Wednesday, December 16, 2009

Road to Castagno: A Renaissance Dream

From the timeless beauty and magic of Tuscany, springs this romantic tale of an artist's unfulfilled dream to paint the portraits of the town's people on the chuch walls of Castagno de Andrea.

The Road to Castagno is a portrait of a Canadian portraitist in his adopted landscape. Michael John Angel is a classically trained painter who studied in Florence in the 1960s and returned to live and work in Italy in 1989. Michelangelo is both his namesake and his mentor. Angel was inspired to become a painter at the age of seven when he first saw pictures of the Judgement from Michelangelo's Sistine Chapel ceiling.

The village of Castagno d'Andrea in the remote mountains of northern Tuscany is lovingly photographed in warm tones that evoke Renaissance images. Angel first visited the village when he went there in 1957 as an apprentice to his teacher, who was commissioned to paint a crucifix in the church commemorating the 500th anniversary of the town's most famous son, the painter Andre del Castagno.
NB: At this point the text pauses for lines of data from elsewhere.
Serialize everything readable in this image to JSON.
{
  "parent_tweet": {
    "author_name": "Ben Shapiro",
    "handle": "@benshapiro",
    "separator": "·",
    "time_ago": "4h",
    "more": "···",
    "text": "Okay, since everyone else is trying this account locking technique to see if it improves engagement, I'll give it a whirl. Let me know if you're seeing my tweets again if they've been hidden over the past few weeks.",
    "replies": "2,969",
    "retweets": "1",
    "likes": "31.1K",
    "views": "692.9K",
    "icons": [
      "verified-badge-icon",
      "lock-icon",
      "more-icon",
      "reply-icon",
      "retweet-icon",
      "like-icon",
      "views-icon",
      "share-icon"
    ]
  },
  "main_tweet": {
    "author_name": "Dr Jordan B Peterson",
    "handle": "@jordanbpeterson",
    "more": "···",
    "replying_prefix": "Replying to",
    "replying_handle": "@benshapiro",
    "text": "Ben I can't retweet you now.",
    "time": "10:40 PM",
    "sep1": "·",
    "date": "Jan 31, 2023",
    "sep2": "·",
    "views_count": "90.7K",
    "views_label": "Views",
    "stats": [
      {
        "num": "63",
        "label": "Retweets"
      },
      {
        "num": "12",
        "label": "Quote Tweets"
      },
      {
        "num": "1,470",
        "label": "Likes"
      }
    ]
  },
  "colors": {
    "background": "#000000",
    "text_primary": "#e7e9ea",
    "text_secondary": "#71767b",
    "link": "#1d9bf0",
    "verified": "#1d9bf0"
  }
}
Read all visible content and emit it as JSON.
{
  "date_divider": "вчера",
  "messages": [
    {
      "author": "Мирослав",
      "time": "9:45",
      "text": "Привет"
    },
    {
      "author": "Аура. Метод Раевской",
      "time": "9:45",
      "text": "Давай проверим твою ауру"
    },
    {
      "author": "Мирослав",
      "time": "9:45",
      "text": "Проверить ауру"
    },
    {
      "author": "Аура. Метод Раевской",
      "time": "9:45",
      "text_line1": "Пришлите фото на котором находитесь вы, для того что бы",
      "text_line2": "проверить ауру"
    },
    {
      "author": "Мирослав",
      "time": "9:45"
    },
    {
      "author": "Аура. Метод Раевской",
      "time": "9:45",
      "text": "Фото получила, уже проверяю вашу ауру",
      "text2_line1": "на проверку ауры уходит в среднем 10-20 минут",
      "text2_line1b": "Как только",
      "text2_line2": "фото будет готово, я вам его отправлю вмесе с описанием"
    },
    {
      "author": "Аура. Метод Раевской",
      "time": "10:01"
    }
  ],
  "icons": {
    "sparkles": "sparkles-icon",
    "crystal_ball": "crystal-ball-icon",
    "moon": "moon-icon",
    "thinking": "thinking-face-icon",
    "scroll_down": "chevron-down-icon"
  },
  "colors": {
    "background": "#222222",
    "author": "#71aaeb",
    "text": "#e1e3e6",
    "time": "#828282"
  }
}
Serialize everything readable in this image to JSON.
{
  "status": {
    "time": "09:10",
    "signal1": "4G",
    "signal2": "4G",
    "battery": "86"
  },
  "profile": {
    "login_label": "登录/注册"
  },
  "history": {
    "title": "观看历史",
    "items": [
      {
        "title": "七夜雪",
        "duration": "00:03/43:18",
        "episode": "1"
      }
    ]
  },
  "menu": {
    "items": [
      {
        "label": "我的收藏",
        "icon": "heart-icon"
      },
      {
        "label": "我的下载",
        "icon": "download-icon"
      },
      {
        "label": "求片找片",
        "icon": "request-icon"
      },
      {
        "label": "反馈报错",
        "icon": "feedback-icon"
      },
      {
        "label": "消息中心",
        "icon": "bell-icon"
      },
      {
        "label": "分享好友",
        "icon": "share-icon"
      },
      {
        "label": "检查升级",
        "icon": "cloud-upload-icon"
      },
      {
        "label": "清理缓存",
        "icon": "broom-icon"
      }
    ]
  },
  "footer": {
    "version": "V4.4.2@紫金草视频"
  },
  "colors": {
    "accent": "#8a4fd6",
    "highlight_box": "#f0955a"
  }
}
The film shows Angel's own work in progress, a commissioned mural in the same church that will eventually include more than 100 figures, all portraits of the villagers.

Angel works on initial portraits in his studio and painting en plein air. The indoor shots give scope to a discussion of the art of painting and portraiture, and the outdoor shots allow exploration of the intriguing, timeless countryside. Other than one conversation, the only voice beside that of Angel's is that of the local priest, who gives us a brief history of the town starting with its relocation in 1335 when a rock slide from Mount Falterona covered the town.